Gemälde

Cutie 01, 2024, GIF

 

Im Gemälde „Cutie“ zeigt sich eine Spannung zwischen heiteren, kindlich wirkenden Motiven und grotesker Verzerrung. Die Figuren erinnern an Spielzeug und Cartoon-Ästhetik, gleichzeitig brechen sie durch übersteigerte Mimik und unruhige Farbflächen in ein Gebiet des Bedrohlichen ein. 

 

Von der Pop-Art über Street Art bis hin zur zeitgenössischen Horror-Ästhetik finden sich Spuren in der Bildsprache von "Cutie 01".

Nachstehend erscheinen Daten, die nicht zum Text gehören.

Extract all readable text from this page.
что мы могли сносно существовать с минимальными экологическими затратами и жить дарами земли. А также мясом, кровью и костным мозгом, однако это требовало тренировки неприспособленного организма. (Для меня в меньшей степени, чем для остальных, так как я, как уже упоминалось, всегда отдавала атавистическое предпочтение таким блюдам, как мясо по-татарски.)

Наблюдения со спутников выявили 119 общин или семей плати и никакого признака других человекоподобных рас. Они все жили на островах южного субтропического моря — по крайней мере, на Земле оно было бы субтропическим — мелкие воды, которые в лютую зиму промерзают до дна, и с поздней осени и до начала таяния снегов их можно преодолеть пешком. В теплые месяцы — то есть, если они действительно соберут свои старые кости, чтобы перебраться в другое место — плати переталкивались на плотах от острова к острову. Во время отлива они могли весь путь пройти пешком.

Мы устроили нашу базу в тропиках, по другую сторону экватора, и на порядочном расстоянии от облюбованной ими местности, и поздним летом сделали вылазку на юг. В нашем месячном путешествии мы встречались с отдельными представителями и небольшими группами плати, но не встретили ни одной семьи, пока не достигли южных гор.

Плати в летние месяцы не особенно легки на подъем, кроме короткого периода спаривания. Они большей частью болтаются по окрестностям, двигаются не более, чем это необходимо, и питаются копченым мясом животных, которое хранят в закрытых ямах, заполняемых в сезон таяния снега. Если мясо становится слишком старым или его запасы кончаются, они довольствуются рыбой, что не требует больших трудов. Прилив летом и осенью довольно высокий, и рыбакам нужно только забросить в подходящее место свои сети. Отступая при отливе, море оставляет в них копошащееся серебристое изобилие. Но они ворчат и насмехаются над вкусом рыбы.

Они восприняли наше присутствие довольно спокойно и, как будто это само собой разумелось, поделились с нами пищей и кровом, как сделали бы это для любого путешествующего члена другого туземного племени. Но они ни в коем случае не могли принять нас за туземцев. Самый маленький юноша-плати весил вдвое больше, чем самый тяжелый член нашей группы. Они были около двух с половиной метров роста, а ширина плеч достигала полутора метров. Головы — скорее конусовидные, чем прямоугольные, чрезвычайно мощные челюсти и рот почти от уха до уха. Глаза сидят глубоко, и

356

Philosophisch betrachtet lässt sich das Werk über Freuds Begriff des Unheimlichen deuten. Das scheinbar Vertraute, das Kindchenschema des Hasenwesens oder das cartoonhafte Lächeln, kippt in eine fremde, verstörende Erfahrung. Die Gif-Animation verstärkt dieses Moment, indem sie den Eindruck erweckt, eine defekte Maschine sei am Werk. Das „Lebendigwerden“ der Malerei wirkt nicht vital, sondern wie ein digitaler Glitch, ein Fehler im System, der das Heimliche in seiner verformten Gestalt zurückkehren lässt. Auch Baudrillards Theorie der Simulation bietet eine Lesart: „Cutie“ verweist nicht mehr auf ein reales Gegenüber, sondern auf kulturelle Codes – auf Comicfiguren, Maskottchen, digitale Pop-Ästhetik. In der Gif-Schleife, die endlos wiederkehrt, entsteht eine Hyperrealität, die sich vollständig im Reich der Zeichen abspielt und keinerlei Bezug zu einer materiellen Realität mehr benötigt.

 

Damit stellt „Cutie“ nicht nur Fragen nach der Ästhetik des Grotesken, sondern auch nach der Zukunft der Malerei im digitalen Zeitalter. Der Pinselstrich, traditionell als Ausdruck von Stillstand und Verdichtung der Zeit verstanden, verliert im Gif seine Ruhe. Malerei verwandelt sich in Bewegung, in ein unendliches Flackern, das dem Rhythmus digitaler Bilderwelten entspricht. Statt kontemplativer Betrachtung wird der Betrachter mit permanenter Überforderung konfrontiert, einer Erfahrung, die die Bildkultur unserer Zeit präzise widerspiegelt.

 

„Cutie“ zeigt so die doppelte Spannung, die unsere Gegenwart prägt: das Niedliche, das ins Unheimliche kippt, und die Malerei, die im digitalen Raum in einen neuen Aggregatzustand übergeht. Es ist ein Werk, das auf irritierende Weise das Süße monströs werden lässt.

 

Gilles, 2024, Öl/Leinwand, 120 x 100 cm 

 

Der „Gilles“, jene entrückte, bleiche Figur aus Antoine Watteaus gleichnamigem Gemälde von ca. 1718, steht exemplarisch für die Ambivalenz zwischen Darstellung und Dasein, zwischen Bühne und Sein. In meinem Bild, das sich dieser ikonischen Figur erneut annähert, erfährt der Gilles eine Transformation: Er wird aus der barocken Schwebe des Rokoko herausgelöst und in ein Szenario überführt, das ganz der Sprache der Gegenwart gehört – malerisch, expressiv, hybrid.

 

Pierrot oder „Gilles“, der traurige Clown und Harlekin gehört zu dem Zug höllischer Gestalten, die den Monarchen der Verrückten, den Blasius oder König des Karnevals im Zyklus der Karnevalsfeste begleiten, die im christlichen Europa frühzeitig an die Stelle der heidnischen Saturnalien traten.

 

Der grinsende Pop-Frog – wie ein Krokodil aus dem Kasperletheater – konfrontiert den stillen Gilles mit der lauten Welt der Popkultur. Hier kreuzen sich Kindheit und Kunstgeschichte, Bühne und Wirklichkeit, Spiel und Schicksal.

Gilles wird zum Trickster, zum Joker des Bildes: verletzlich und verspielt, ironisch und visionär.

Er verkörpert den Künstler selbst – als jemanden, der Masken wechselt, Bedeutungen verschiebt und aus disparaten Fragmenten neue Wirklichkeiten beschwört.